Esta mañana, tomaba un poleo en la barra de la cafetería que a veces uso de despacho. Leía la prensa del día cuando me he quedado helado con una noticia insertada con dificultad en una columna a la izquierda de la página. Carlos Edmundo de Ory, el poeta maldito, ha muerto. Es difícil que la muerte de alguien a quien no conoces más que a través de su obra te afecte demasiado. Al fin y al cabo nos quedan sus poemas, te dices en esa frase hecha para este tipo de ocasiones.
Sin embargo mis emociones eran más parecidas a las que produce la muerte de un amigo que tuviste alguna vez y al que hace años perdiste la pista, o la de un familiar que solo llegaste a conocer por las crónicas de tus padres pero con el que te sentías unido por ese hecho biológico al que llamamos lazos de sangre.
Mis labios se han quedado secos y contraídos, un estremecimiento me ha recorrido a velocidad eléctrica, y una montaña de evocaciones y recuerdos se ha precipitado sobre mi memoria.
Conocí la poesía de Ory en primero de carrera.
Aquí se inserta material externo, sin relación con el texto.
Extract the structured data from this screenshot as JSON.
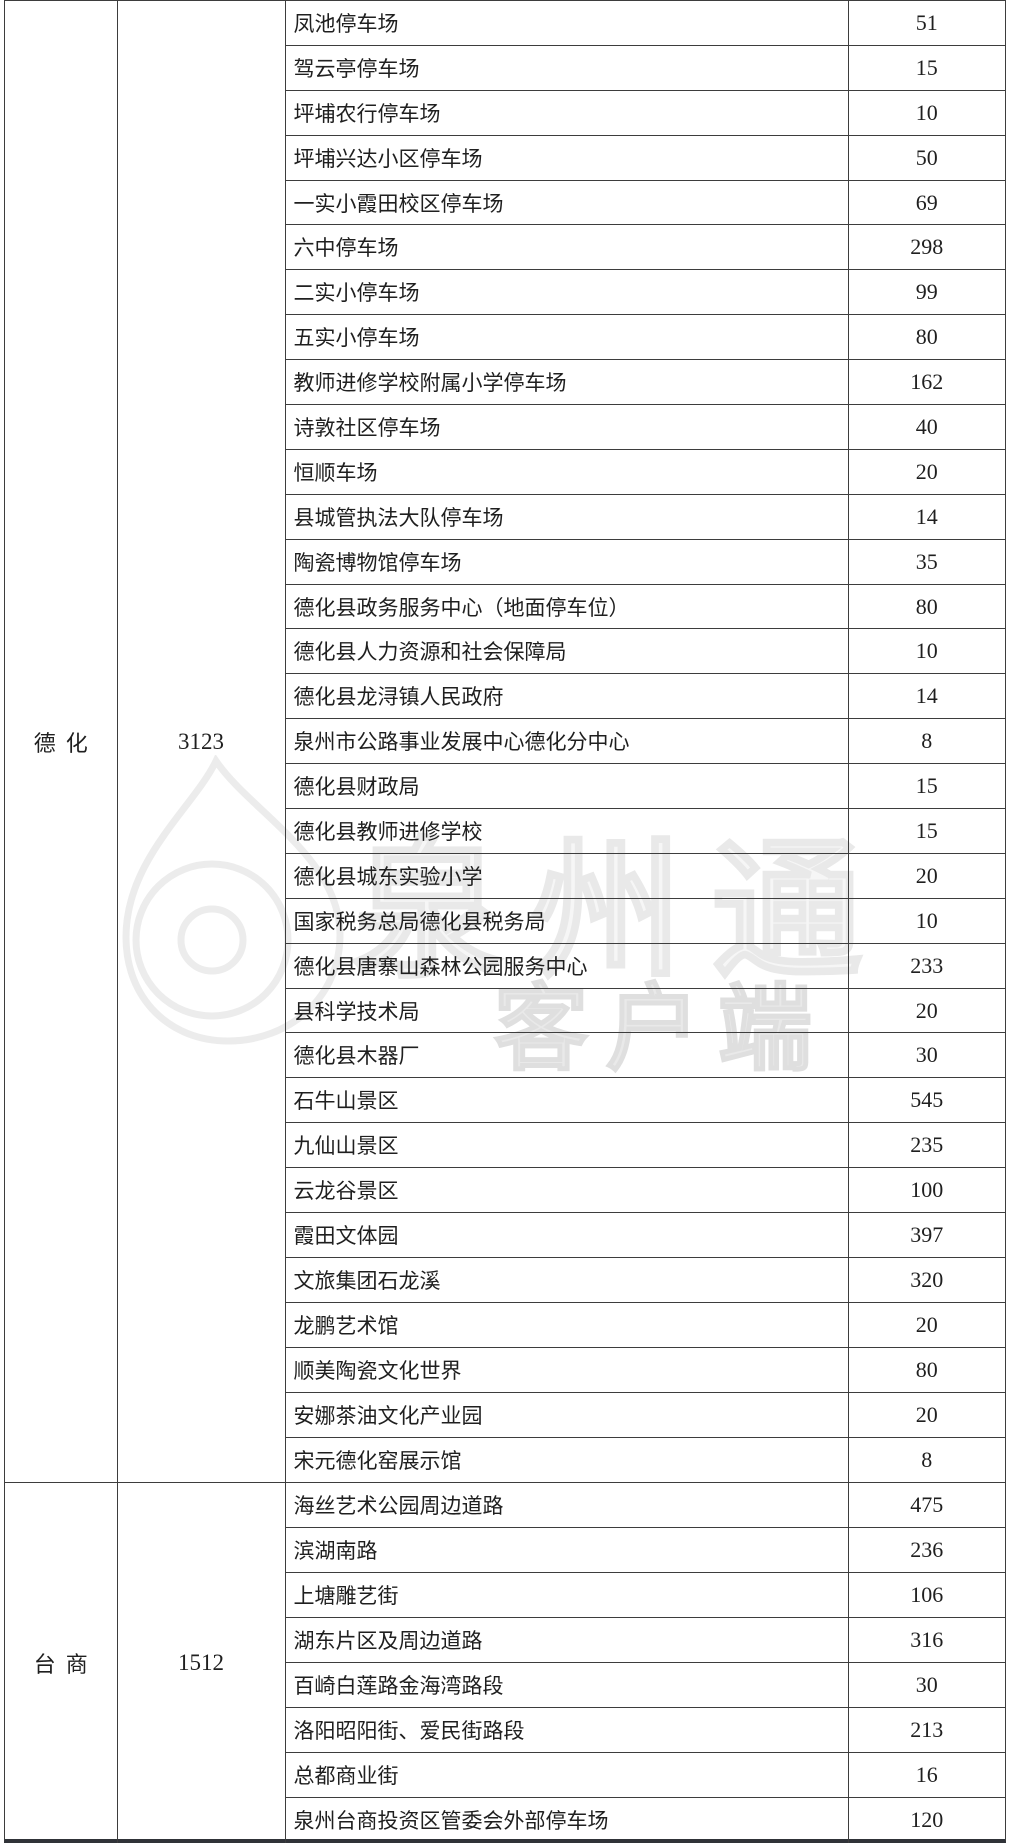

Había ido a vivir con mis independizados hermanos a principio de curso, y por entonces llevaba ya unos cuantos años escribiendo poesía, aunque mis lecturas eran muy limitadas. Conocía a Lorca con cierta profundidad, y había picoteado todo aquello con lo que me había tropezado en el bachillerato, llegando a devorar a Catulo, que se convirtió para siempre en objeto de una de mis agitadas devociones literarias, pero lo cierto es que escribía mucho más de lo que leía.
Durante una tertulia nocturna con mi hermano mayor, le confié ese gran secreto, y como toda persona que escribe poesía, poco tuvo que animarme para que le enseñara alguna de las cosas que había escrito. Fue bastante crítico, eso lo recuerdo, pero sobre todo recuerdo que me prestó dos libros: Metanoia de Carlos Edmundo de Ory, y las Rubaiyatas de Horacio Martín de Felix Grande.
En ambos libros encontré esa poesía intimista que yo mismo buscaba, esa poesía que puede ser tan existencial como epicúrea, tan estoica como frívola. Con el tiempo Felix Grande quedó más apartado, aunque ese libro me sigue pareciendo genial, pero Ory continuó conmigo. Leí sus diarios, su prosa, sus extravagancias, sus sonetos. Desde entonces hasta ahora he tenido dos ejemplares de Metanoia, y tan desgastado está el segundo que deberé comprar pronto el tercero.
No soy crítico literario, ni siquiera soy buen lector de poesía, me dejo arrastrar por la música, por las sensaciones que el lenguaje y el ritmo me transmiten, y dejo en segundo plano el significado de los poemas, en el fondo es lo que menos me importa de ellos, los leo igual que escucho música, en un plano sensorial antes que intelectual.
Nunca he dejado de releer a Ory. Será un poeta maldito, o lo que quieran llamarle los que reparten los laureles según no sé bien qué criterios, será cierto que no le han otorgado el suficiente reconocmiento, y es probablemente verdad que ha estado al margen de todas las escuelas de las que ha sido contemporáneo, pero sigo envidiando su atrevimiento, su profundidad, su humor, su erotismo y su extraordinaria musicalidad. Tiene una obra demasiado abundante, escribía todo lo que se le ocurría y lo publicaba todo, de modo que hay muchos poemas mediocres en su extensa obra, pero cuando alcanzaba el cielo, Dios abdicaba en él.
Nos queda su poesía, o a lo mejor ni eso.